In Nigeria, towards the buildup to the 2023 Presidential election, many Nigerian preachers had said that God told them that a particular candidate would win. Although the election was not perfect, is the sovereignty of God not sufficient to wither the storms of imperfect election and deliver God’s preferred choice? So, again, we are back to a similar experience in the US. After the election, some Nigerian preachers fumed and talked about the sudden upturn of events that will usher in God’s preferred candidate into Aso Rock. Today, Nigerians who are congregants of those preachers whose prediction failed to materialize, are not asking them why their ‘prophesy’ has failed. Christians generally, always tend to move on instead of being triggered by such events to ask questions. Did God actually speak to them about the election? If God did speak to them, then, can man- politicians- arm-twist God with their schemes? This should provoke healthy debate among Christians and not trigger tantrums here and there on perceived ‘enemies’ of God.

If we just move on, how could it be that preachers can get away with false claims, yet, they berate INEC for not uploading results on time to IREV? This was the puzzle my friend Uzuegbuna Okagbue and I were trying to resolve in a long conversation days ago. Uzuegbuna Okagbue is sternly opposed to the idea of democracy in relation to God. “God has no business with democracy”, he said. Uzuegbuna argued further that what democracy means is the will of the people and not the will of God and therefore, that preachers who are caught in this controversy of failed prophesy made a huge mistake of confusing democracy with theocracy.
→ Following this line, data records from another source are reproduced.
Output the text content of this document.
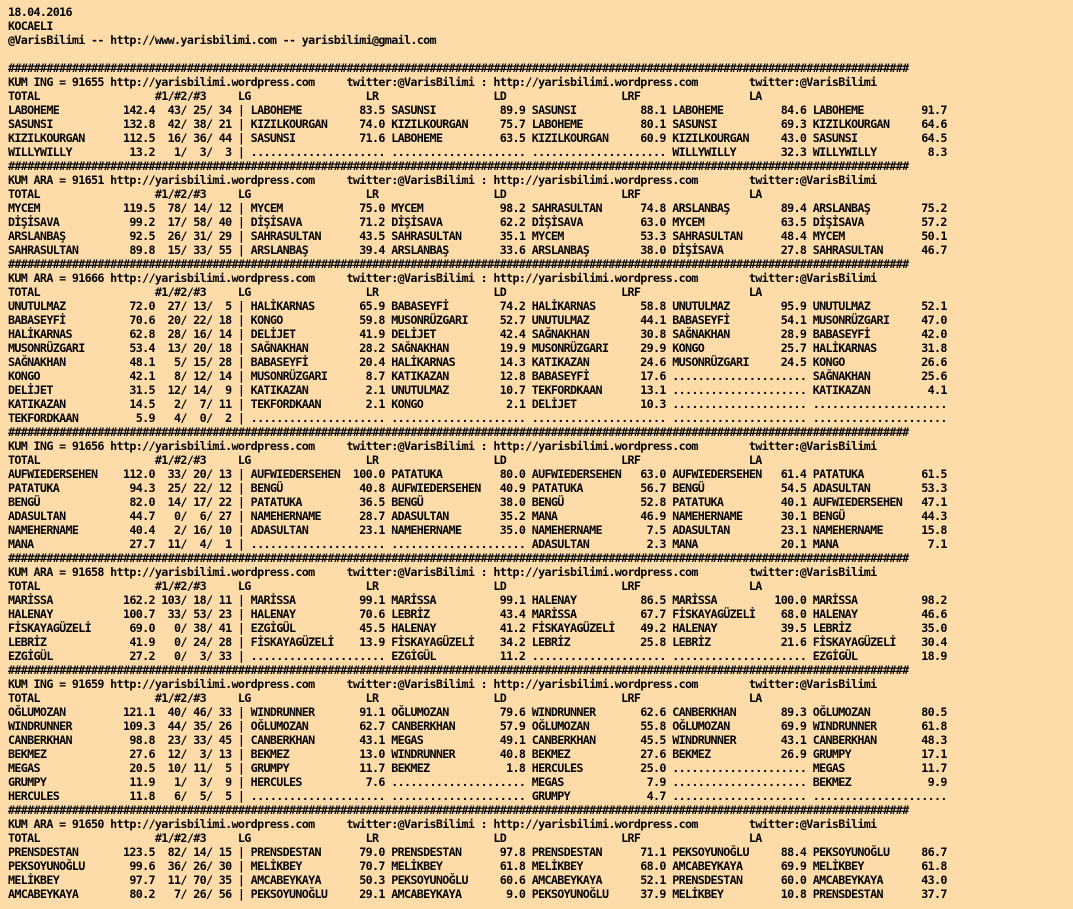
18.04.2016
KOCAELI
@VarisBilimi -- http://www.yarisbilimi.com -- yarisbilimi@gmail.com
#############################################################################################################################################
KUM ING = 91655 http://yarisbilimi.wordpress.com     twitter:@VarisBilimi : http://yarisbilimi.wordpress.com        twitter:@VarisBilimi
TOTAL                  #1/#2/#3     LG                  LR                  LD                  LRF                 LA
LABOHEME          142.4  43/ 25/ 34 | LABOHEME         83.5 SASUNSI          89.9 SASUNSI          88.1 LABOHEME         84.6 LABOHEME         91.7
SASUNSI           132.8  42/ 38/ 21 | KIZILKOURGAN     74.0 KIZILKOURGAN     75.7 LABOHEME         80.1 SASUNSI          69.3 KIZILKOURGAN     64.6
KIZILKOURGAN      112.5  16/ 36/ 44 | SASUNSI          71.6 LABOHEME         63.5 KIZILKOURGAN     60.9 KIZILKOURGAN     43.0 SASUNSI          64.5
WILLYWILLY         13.2   1/  3/  3 | ..................... ..................... ..................... WILLYWILLY       32.3 WILLYWILLY        8.3
#############################################################################################################################################
KUM ARA = 91651 http://yarisbilimi.wordpress.com     twitter:@VarisBilimi : http://yarisbilimi.wordpress.com        twitter:@VarisBilimi
TOTAL                  #1/#2/#3     LG                  LR                  LD                  LRF                 LA
MYCEM             119.5  78/ 14/ 12 | MYCEM            75.0 MYCEM            98.2 SAHRASULTAN      74.8 ARSLANBAŞ        89.4 ARSLANBAŞ        75.2
DİŞİSAVA           99.2  17/ 58/ 40 | DİŞİSAVA         71.2 DİŞİSAVA         62.2 DİŞİSAVA         63.0 MYCEM            63.5 DİŞİSAVA         57.2
ARSLANBAŞ          92.5  26/ 31/ 29 | SAHRASULTAN      43.5 SAHRASULTAN      35.1 MYCEM            53.3 SAHRASULTAN      48.4 MYCEM            50.1
SAHRASULTAN        89.8  15/ 33/ 55 | ARSLANBAŞ        39.4 ARSLANBAŞ        33.6 ARSLANBAŞ        38.0 DİŞİSAVA         27.8 SAHRASULTAN      46.7
#############################################################################################################################################
KUM ARA = 91666 http://yarisbilimi.wordpress.com     twitter:@VarisBilimi : http://yarisbilimi.wordpress.com        twitter:@VarisBilimi
TOTAL                  #1/#2/#3     LG                  LR                  LD                  LRF                 LA
UNUTULMAZ          72.0  27/ 13/  5 | HALİKARNAS       65.9 BABASEYFİ        74.2 HALİKARNAS       58.8 UNUTULMAZ        95.9 UNUTULMAZ        52.1
BABASEYFİ          70.6  20/ 22/ 18 | KONGO            59.8 MUSONRÜZGARI     52.7 UNUTULMAZ        44.1 BABASEYFİ        54.1 MUSONRÜZGARI     47.0
HALİKARNAS         62.8  28/ 16/ 14 | DELİJET          41.9 DELİJET          42.4 SAĞNAKHAN        30.8 SAĞNAKHAN        28.9 BABASEYFİ        42.0
MUSONRÜZGARI       53.4  13/ 20/ 18 | SAĞNAKHAN        28.2 SAĞNAKHAN        19.9 MUSONRÜZGARI     29.9 KONGO            25.7 HALİKARNAS       31.8
SAĞNAKHAN          48.1   5/ 15/ 28 | BABASEYFİ        20.4 HALİKARNAS       14.3 KATIKAZAN        24.6 MUSONRÜZGARI     24.5 KONGO            26.6
KONGO              42.1   8/ 12/ 14 | MUSONRÜZGARI      8.7 KATIKAZAN        12.8 BABASEYFİ        17.6 ..................... SAĞNAKHAN        25.6
DELİJET            31.5  12/ 14/  9 | KATIKAZAN         2.1 UNUTULMAZ        10.7 TEKFORDKAAN      13.1 ..................... KATIKAZAN         4.1
KATIKAZAN          14.5   2/  7/ 11 | TEKFORDKAAN       2.1 KONGO             2.1 DELİJET          10.3 ..................... .....................
TEKFORDKAAN         5.9   4/  0/  2 | ..................... ..................... ..................... ..................... .....................
#############################################################################################################################################
KUM ING = 91656 http://yarisbilimi.wordpress.com     twitter:@VarisBilimi : http://yarisbilimi.wordpress.com        twitter:@VarisBilimi
TOTAL                  #1/#2/#3     LG                  LR                  LD                  LRF                 LA
AUFWIEDERSEHEN    112.0  33/ 20/ 13 | AUFWIEDERSEHEN  100.0 PATATUKA         80.0 AUFWIEDERSEHEN   63.0 AUFWIEDERSEHEN   61.4 PATATUKA         61.5
PATATUKA           94.3  25/ 22/ 12 | BENGÜ            40.8 AUFWIEDERSEHEN   40.9 PATATUKA         56.7 BENGÜ            54.5 ADASULTAN        53.3
BENGÜ              82.0  14/ 17/ 22 | PATATUKA         36.5 BENGÜ            38.0 BENGÜ            52.8 PATATUKA         40.1 AUFWIEDERSEHEN   47.1
ADASULTAN          44.7   0/  6/ 27 | NAMEHERNAME      28.7 ADASULTAN        35.2 MANA             46.9 NAMEHERNAME      30.1 BENGÜ            44.3
NAMEHERNAME        40.4   2/ 16/ 10 | ADASULTAN        23.1 NAMEHERNAME      35.0 NAMEHERNAME       7.5 ADASULTAN        23.1 NAMEHERNAME      15.8
MANA               27.7  11/  4/  1 | ..................... ..................... ADASULTAN         2.3 MANA             20.1 MANA              7.1
#############################################################################################################################################
KUM ARA = 91658 http://yarisbilimi.wordpress.com     twitter:@VarisBilimi : http://yarisbilimi.wordpress.com        twitter:@VarisBilimi
TOTAL                  #1/#2/#3     LG                  LR                  LD                  LRF                 LA
MARİSSA           162.2 103/ 18/ 11 | MARİSSA          99.1 MARİSSA          99.1 HALENAY          86.5 MARİSSA         100.0 MARİSSA          98.2
HALENAY           100.7  33/ 53/ 23 | HALENAY          70.6 LEBRİZ           43.4 MARİSSA          67.7 FİSKAYAGÜZELİ    68.0 HALENAY          46.6
FİSKAYAGÜZELİ      69.0   0/ 38/ 41 | EZGİGÜL          45.5 HALENAY          41.2 FİSKAYAGÜZELİ    49.2 HALENAY          39.5 LEBRİZ           35.0
LEBRİZ             41.9   0/ 24/ 28 | FİSKAYAGÜZELİ    13.9 FİSKAYAGÜZELİ    34.2 LEBRİZ           25.8 LEBRİZ           21.6 FİSKAYAGÜZELİ    30.4
EZGİGÜL            27.2   0/  3/ 33 | ..................... EZGİGÜL          11.2 ..................... ..................... EZGİGÜL          18.9
#############################################################################################################################################
KUM ING = 91659 http://yarisbilimi.wordpress.com     twitter:@VarisBilimi : http://yarisbilimi.wordpress.com        twitter:@VarisBilimi
TOTAL                  #1/#2/#3     LG                  LR                  LD                  LRF                 LA
OĞLUMOZAN         121.1  40/ 46/ 33 | WINDRUNNER       91.1 OĞLUMOZAN        79.6 WINDRUNNER       62.6 CANBERKHAN       89.3 OĞLUMOZAN        80.5
WINDRUNNER        109.3  44/ 35/ 26 | OĞLUMOZAN        62.7 CANBERKHAN       57.9 OĞLUMOZAN        55.8 OĞLUMOZAN        69.9 WINDRUNNER       61.8
CANBERKHAN         98.8  23/ 33/ 45 | CANBERKHAN       43.1 MEGAS            49.1 CANBERKHAN       45.5 WINDRUNNER       43.1 CANBERKHAN       48.3
BEKMEZ             27.6  12/  3/ 13 | BEKMEZ           13.0 WINDRUNNER       40.8 BEKMEZ           27.6 BEKMEZ           26.9 GRUMPY           17.1
MEGAS              20.5  10/ 11/  5 | GRUMPY           11.7 BEKMEZ            1.8 HERCULES         25.0 ..................... MEGAS            11.7
GRUMPY             11.9   1/  3/  9 | HERCULES          7.6 ..................... MEGAS             7.9 ..................... BEKMEZ            9.9
HERCULES           11.8   6/  5/  5 | ..................... ..................... GRUMPY            4.7 ..................... .....................
#############################################################################################################################################
KUM ARA = 91650 http://yarisbilimi.wordpress.com     twitter:@VarisBilimi : http://yarisbilimi.wordpress.com        twitter:@VarisBilimi
TOTAL                  #1/#2/#3     LG                  LR                  LD                  LRF                 LA
PRENSDESTAN       123.5  82/ 14/ 15 | PRENSDESTAN      79.0 PRENSDESTAN      97.8 PRENSDESTAN      71.1 PEKSOYUNOĞLU     88.4 PEKSOYUNOĞLU     86.7
PEKSOYUNOĞLU       99.6  36/ 26/ 30 | MELİKBEY         70.7 MELİKBEY         61.8 MELİKBEY         68.0 AMCABEYKAYA      69.9 MELİKBEY         61.8
MELİKBEY           97.7  11/ 70/ 35 | AMCABEYKAYA      50.3 PEKSOYUNOĞLU     60.6 AMCABEYKAYA      52.1 PRENSDESTAN      60.0 AMCABEYKAYA      43.0
AMCABEYKAYA        80.2   7/ 26/ 56 | PEKSOYUNOĞLU     29.1 AMCABEYKAYA       9.0 PEKSOYUNOĞLU     37.9 MELİKBEY         10.8 PRENSDESTAN      37.7
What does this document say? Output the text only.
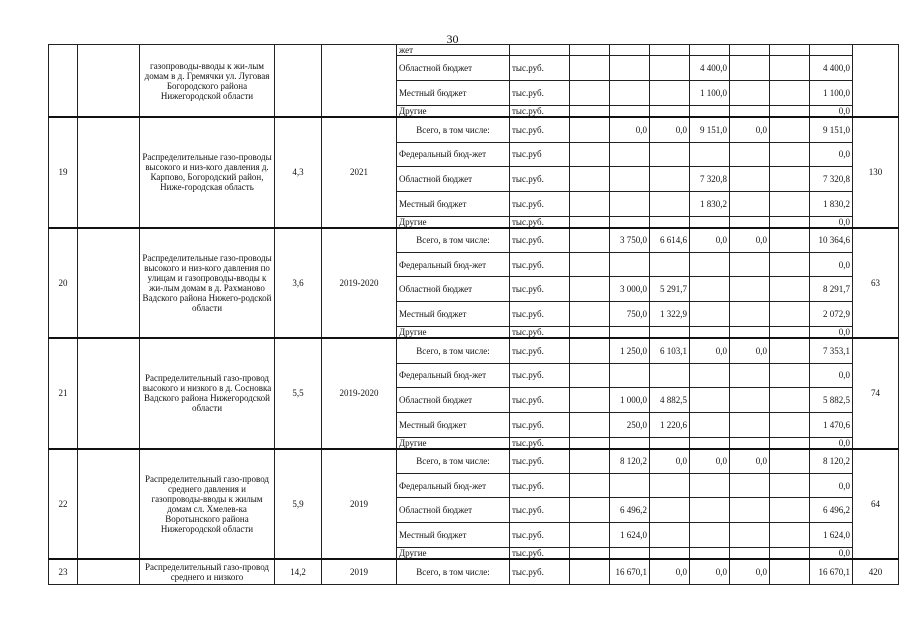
30
		газопроводы-вводы к жи-лым домам в д. Гремячки ул. Луговая Богородского района Нижегородской области			жет									
					Областной бюджет	тыс.руб.				4 400,0			4 400,0	
					Местный бюджет	тыс.руб.				1 100,0			1 100,0	
					Другие	тыс.руб.							0,0	
19		Распределительные газо-проводы высокого и низ-кого давления д. Карпово, Богородский район, Ниже-городская область	4,3	2021	Всего, в том числе:	тыс.руб.		0,0	0,0	9 151,0	0,0		9 151,0	130
					Федеральный бюд-жет	тыс.руб							0,0	
					Областной бюджет	тыс.руб.				7 320,8			7 320,8	
					Местный бюджет	тыс.руб.				1 830,2			1 830,2	
					Другие	тыс.руб.							0,0	
20		Распределительные газо-проводы высокого и низ-кого давления по улицам и газопроводы-вводы к жи-лым домам в д. Рахманово Вадского района Нижего-родской области	3,6	2019-2020	Всего, в том числе:	тыс.руб.		3 750,0	6 614,6	0,0	0,0		10 364,6	63
					Федеральный бюд-жет	тыс.руб.							0,0	
					Областной бюджет	тыс.руб.		3 000,0	5 291,7				8 291,7	
					Местный бюджет	тыс.руб.		750,0	1 322,9				2 072,9	
					Другие	тыс.руб.							0,0	
21		Распределительный газо-провод высокого и низкого в д. Сосновка Вадского района Нижегородской области	5,5	2019-2020	Всего, в том числе:	тыс.руб.		1 250,0	6 103,1	0,0	0,0		7 353,1	74
					Федеральный бюд-жет	тыс.руб.							0,0	
					Областной бюджет	тыс.руб.		1 000,0	4 882,5				5 882,5	
					Местный бюджет	тыс.руб.		250,0	1 220,6				1 470,6	
					Другие	тыс.руб.							0,0	
22		Распределительный газо-провод среднего давления и газопроводы-вводы к жилым домам сл. Хмелев-ка Воротынского района Нижегородской области	5,9	2019	Всего, в том числе:	тыс.руб.		8 120,2	0,0	0,0	0,0		8 120,2	64
					Федеральный бюд-жет	тыс.руб.							0,0	
					Областной бюджет	тыс.руб.		6 496,2					6 496,2	
					Местный бюджет	тыс.руб.		1 624,0					1 624,0	
					Другие	тыс.руб.							0,0	
23		Распределительный газо-провод среднего и низкого	14,2	2019	Всего, в том числе:	тыс.руб.		16 670,1	0,0	0,0	0,0		16 670,1	420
It does appear convincingly, that those who anticipate God’s disruption of man’s will –democracy-, have not reconciled this expectation with the fact that God allows man his free will. Even more, democracy is not God’s idea of government. An overview of Biblical accounts shows that God’s idea of the administration of human beings is a theocracy. It was from theocracy that Monarchy emerged and eventually democracy which is purely a creation of man for himself.

This is a serious dent in the efficacy of the Christian faith and God

As a concerned Christian, I am worried that preachers can give out prophesies rubbing God into them, only for the same to turn out a failure. This is a serious dent in the efficacy of the Christian faith and God. It is not something that should be ignored or dismissed because; preachers should be accountable for their pronouncements, especially when they say that they heard from God. It is totally fine for people to have preferences in an election. It is okay for preachers of influence to go out of their way to speak for their own preferred candidate, but it is definitely not okay to haul God into one’s personal choice or I should say haul one’s choice unto God. Why must an individual’s will be coated and passed off as God’s will? We are reminded of the words of St. Thomas Aquinas thus, “Faith does not destroy or replace reason but perfects it.”